Wenn Sie Etiketten online drucken lassen möchten, begleiten wir Sie von der Materialauswahl bis zur fertigen Lieferung, auch für anspruchsvolle Industrie-Etiketten im rauen Einsatz. Dabei müssen Sie die Verordnung dafür nicht allein stemmen. Als erfahrene Etikettendruckerei kennen wir die Pflichten rund um konforme PPWR-Etiketten und stehen Ihnen als verlässlicher Partner zur Seite. Wir stellen Ihnen auf Anfrage die Nachweisunterlagen zu unseren Produkten bereit, die Grundlage für Ihre eigene Konformitätserklärung als Erzeuger.

Welche Unterlagen wir Ihnen bereitstellen

Damit Ihr Nachweis vollständig ist, umfasst das im Detail:

  • Technische Datenblätter zu den eingesetzten Etikettenmaterialien.
  • Konformitätsnachweise zu Materialien, Klebern, Veredelungen und Farbe.
  • Die Angaben, die Sie für Ihre eigene technische Dokumentation und Konformitätsbewertung benötigen.

Konkret sagen wir Ihnen zu, dass unsere Etikettenmaterialien sowie die verwendeten Druckfarben, Lacke und Klebstoffe die stofflichen Vorgaben der PPWR einhalten, unter anderem zu Schwermetallen und PFAS. Die genauen Angaben und Grenzwerte finden Sie hier in unserem PPWR-Statement: » PDF als Download

Wenn Sie unsicher sind, welche Kosten für Ihren Auftrag auf Sie zukommen, hilft Ihnen unser Etiketten-Kalkulator für eine schnelle Kalkulation weiter. Nehmen Sie gerne Kontakt zu uns auf, um die passenden Unterlagen über Ihre PPWR-Konformität von uns zu erhalten:

Produkt ohne Etikett: Symbol für Bedarf an PPWR-Etikett

Häufige Fragen zur PPWR

Was regelt die PPWR für Etiketten konkret?

Die Verordnung verlangt, dass Verpackungen und ihre Bestandteile, also auch Etiketten, Anforderungen an Konformität, Kennzeichnung und Recyclingfähigkeit erfüllen. Für Etiketten stehen zunächst die Nachweis- und Dokumentationspflichten im Vordergrund.

Kann ich bei etikettensprint PPWR-Labels drucken lassen?

Ja. Wir drucken Ihre Etiketten mit Materialien, Klebern und Veredelungen, die den Vorgaben der PPWR entsprechen, und liefern die passenden Nachweisunterlagen auf Anfrage gleich mit. So erhalten Sie ein PPWR-Label, dessen Konformität Sie jederzeit belegen können.

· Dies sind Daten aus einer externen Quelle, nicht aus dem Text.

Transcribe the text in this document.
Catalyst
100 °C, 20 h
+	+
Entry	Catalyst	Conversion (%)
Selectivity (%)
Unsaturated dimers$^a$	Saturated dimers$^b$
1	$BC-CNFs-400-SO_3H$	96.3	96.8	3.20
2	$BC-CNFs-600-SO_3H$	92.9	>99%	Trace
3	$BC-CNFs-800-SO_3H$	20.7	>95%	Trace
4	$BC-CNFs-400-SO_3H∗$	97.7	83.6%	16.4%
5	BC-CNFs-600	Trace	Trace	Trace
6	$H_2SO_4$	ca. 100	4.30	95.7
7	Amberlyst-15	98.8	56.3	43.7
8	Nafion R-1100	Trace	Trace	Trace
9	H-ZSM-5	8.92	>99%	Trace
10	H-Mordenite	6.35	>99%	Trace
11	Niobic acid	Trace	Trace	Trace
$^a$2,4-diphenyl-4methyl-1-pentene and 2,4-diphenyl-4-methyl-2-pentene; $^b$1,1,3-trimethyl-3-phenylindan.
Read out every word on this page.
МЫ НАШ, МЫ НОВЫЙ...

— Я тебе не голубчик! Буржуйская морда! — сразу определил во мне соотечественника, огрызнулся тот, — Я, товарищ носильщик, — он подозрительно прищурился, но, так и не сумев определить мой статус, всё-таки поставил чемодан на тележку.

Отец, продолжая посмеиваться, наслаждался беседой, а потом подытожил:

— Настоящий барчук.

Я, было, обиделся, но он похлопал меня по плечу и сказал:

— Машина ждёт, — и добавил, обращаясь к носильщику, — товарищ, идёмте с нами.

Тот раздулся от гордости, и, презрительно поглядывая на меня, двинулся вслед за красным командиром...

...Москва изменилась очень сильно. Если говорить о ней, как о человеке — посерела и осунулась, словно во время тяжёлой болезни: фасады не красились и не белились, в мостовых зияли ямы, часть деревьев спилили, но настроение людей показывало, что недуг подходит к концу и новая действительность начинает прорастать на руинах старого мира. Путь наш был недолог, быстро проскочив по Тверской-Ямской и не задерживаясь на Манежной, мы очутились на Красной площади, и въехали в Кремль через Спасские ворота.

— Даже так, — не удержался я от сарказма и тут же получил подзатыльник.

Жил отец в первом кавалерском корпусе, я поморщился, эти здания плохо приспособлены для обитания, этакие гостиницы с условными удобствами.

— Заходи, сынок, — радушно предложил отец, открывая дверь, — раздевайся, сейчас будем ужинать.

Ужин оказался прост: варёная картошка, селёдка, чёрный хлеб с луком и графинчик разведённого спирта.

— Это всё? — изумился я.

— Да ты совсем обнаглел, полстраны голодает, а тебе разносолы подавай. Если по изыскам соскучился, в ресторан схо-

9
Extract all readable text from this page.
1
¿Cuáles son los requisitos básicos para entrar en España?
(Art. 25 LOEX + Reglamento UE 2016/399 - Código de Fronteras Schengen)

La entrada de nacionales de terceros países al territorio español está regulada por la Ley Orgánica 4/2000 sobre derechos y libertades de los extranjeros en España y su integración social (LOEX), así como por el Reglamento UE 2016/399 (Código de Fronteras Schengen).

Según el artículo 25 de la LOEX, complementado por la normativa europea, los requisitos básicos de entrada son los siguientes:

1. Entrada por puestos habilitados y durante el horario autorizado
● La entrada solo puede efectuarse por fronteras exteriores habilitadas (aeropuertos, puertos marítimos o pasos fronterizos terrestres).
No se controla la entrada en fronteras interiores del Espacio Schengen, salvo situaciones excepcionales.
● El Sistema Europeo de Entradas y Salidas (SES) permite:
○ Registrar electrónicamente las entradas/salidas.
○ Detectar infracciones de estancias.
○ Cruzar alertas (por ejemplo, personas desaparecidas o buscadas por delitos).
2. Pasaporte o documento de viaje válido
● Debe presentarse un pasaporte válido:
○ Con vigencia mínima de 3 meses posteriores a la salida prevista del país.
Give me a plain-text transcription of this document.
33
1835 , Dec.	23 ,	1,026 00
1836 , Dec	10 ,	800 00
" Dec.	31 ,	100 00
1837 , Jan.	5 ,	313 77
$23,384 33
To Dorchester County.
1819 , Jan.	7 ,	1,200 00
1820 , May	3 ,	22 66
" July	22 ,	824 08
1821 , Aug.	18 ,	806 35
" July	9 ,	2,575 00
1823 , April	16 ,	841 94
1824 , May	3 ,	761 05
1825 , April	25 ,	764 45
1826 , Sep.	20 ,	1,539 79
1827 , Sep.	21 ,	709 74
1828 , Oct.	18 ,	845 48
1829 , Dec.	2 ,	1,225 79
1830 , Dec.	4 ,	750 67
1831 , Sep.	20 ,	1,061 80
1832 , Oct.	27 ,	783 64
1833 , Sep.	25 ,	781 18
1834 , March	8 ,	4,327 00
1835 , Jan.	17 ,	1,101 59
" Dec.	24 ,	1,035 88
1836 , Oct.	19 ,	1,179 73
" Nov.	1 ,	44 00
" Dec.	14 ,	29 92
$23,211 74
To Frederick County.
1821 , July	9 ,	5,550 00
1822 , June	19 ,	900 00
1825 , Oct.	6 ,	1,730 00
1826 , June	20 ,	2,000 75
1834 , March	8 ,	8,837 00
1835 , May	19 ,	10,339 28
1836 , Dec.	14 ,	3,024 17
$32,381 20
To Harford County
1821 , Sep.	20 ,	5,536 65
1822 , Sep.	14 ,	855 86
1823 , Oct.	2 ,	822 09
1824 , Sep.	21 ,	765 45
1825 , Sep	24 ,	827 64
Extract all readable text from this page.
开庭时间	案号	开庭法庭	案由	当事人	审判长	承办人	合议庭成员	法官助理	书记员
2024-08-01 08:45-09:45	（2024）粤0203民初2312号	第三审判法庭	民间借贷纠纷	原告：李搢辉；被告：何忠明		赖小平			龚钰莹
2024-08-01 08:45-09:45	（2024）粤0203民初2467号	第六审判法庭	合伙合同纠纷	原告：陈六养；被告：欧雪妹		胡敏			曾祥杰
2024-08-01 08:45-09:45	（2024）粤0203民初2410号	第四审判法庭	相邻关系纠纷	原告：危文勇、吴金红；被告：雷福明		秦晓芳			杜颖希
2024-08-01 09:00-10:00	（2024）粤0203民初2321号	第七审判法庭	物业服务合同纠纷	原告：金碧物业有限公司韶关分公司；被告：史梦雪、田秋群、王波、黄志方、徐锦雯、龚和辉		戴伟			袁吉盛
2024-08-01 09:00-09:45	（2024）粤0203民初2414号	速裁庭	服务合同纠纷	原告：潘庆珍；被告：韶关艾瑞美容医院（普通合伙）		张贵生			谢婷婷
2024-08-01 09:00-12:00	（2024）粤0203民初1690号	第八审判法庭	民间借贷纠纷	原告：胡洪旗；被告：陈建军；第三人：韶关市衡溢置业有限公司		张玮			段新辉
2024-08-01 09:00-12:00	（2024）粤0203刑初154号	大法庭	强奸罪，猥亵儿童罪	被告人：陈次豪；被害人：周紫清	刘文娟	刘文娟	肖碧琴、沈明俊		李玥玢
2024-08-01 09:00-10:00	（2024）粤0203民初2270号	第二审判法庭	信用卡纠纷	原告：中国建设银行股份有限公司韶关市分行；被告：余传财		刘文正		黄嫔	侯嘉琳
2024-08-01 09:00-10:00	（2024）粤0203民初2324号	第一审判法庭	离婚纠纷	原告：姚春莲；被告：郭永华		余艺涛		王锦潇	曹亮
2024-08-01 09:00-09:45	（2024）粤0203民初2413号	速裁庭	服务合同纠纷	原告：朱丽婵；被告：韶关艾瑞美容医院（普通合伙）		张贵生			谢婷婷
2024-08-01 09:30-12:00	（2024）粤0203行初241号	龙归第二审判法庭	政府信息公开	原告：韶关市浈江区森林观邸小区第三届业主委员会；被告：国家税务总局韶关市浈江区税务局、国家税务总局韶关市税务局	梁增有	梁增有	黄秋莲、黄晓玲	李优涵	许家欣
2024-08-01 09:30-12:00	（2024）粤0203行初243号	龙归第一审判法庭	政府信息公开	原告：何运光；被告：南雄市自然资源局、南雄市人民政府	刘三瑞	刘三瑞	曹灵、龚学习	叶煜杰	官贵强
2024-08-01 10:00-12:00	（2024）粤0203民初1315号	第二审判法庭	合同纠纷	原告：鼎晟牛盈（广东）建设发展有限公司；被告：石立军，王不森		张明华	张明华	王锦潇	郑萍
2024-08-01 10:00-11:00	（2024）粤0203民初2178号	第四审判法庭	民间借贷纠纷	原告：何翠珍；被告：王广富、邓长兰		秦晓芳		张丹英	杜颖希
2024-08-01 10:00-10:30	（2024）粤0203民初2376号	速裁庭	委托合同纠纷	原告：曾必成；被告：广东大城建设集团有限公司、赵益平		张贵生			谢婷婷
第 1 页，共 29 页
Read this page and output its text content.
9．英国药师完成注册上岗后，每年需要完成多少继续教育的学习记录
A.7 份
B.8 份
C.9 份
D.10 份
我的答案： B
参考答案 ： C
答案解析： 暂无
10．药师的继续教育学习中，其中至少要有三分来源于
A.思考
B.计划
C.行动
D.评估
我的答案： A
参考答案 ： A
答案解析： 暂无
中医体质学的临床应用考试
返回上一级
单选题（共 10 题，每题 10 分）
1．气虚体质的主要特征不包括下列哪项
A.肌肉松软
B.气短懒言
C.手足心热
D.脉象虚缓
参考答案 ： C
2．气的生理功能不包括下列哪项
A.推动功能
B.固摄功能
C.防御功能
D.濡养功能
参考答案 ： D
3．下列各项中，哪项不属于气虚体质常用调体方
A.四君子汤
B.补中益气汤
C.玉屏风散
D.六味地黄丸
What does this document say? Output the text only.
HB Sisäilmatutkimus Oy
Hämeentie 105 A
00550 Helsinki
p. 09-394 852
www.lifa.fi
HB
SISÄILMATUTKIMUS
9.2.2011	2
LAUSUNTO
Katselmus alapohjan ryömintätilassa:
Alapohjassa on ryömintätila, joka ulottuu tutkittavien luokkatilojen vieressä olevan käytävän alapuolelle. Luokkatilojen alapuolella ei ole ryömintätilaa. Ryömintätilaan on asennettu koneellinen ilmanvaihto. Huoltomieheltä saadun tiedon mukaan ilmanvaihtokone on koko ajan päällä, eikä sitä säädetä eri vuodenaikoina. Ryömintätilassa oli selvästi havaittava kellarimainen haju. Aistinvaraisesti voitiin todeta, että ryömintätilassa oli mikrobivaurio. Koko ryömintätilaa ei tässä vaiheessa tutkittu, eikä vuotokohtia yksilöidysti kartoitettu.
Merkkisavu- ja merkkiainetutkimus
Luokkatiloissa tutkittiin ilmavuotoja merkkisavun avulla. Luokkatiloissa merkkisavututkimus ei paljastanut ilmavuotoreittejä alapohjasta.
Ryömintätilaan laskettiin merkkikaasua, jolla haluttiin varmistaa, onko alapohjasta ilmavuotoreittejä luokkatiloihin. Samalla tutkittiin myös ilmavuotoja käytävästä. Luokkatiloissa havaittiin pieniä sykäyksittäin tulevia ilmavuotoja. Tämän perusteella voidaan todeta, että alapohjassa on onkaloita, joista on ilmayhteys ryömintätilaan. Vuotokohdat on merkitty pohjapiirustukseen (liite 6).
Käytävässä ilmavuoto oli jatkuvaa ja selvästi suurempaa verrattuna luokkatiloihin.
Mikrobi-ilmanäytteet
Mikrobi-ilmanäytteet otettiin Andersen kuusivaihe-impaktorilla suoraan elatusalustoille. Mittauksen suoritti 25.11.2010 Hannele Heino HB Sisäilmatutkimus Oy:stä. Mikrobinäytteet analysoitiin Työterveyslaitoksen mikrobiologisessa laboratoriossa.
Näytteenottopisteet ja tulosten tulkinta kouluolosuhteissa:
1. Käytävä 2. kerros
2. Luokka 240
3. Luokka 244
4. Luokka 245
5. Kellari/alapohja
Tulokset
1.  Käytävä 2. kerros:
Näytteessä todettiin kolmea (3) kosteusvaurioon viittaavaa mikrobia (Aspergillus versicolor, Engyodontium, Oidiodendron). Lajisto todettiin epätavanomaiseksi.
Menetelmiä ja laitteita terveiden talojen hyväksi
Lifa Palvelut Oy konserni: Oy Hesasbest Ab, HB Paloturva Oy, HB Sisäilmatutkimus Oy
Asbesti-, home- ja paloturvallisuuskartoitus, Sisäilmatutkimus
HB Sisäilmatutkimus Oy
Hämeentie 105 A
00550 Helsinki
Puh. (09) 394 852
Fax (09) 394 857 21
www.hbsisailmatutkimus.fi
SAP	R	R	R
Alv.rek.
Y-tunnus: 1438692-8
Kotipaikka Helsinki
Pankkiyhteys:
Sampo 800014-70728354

Brauche ich ab 2026 für jedes Etikett eine eigene Konformitätserklärung?

Die Konformitätserklärung bezieht sich auf die Verpackung, die neu in Verkehr gebracht wird. Als Lieferant stellen wir Ihnen die technischen Nachweise zu unseren Etiketten bereit; die DoC für Ihre fertige Verpackung erstellen in der Regel Sie als Erzeuger.

Gilt die PPWR auch für Importeure und kleine Mengen?

Grundsätzlich ja. Importeure und Kleinstunternehmen können ebenfalls erfasst sein; der genaue Umfang hängt vom Einzelfall ab.

Was muss 2026 bzw. 2028 konkret auf die Verpackung?

Ab 2026 stehen Nachweis- und Informationspflichten im Vordergrund; ein digitaler Datenträger wie ein QR-Code ist bereits möglich. Die einheitliche, piktogrammbasierte Kennzeichnung zur Materialzusammensetzung und Entsorgung nach Artikel 12 wird voraussichtlich erst ab 2028 verpflichtend.

Dieser Beitrag dient der allgemeinen Information und ersetzt keine Rechtsberatung. In welchem Umfang Pflichten für Sie gelten, ist stets im Einzelfall zu prüfen.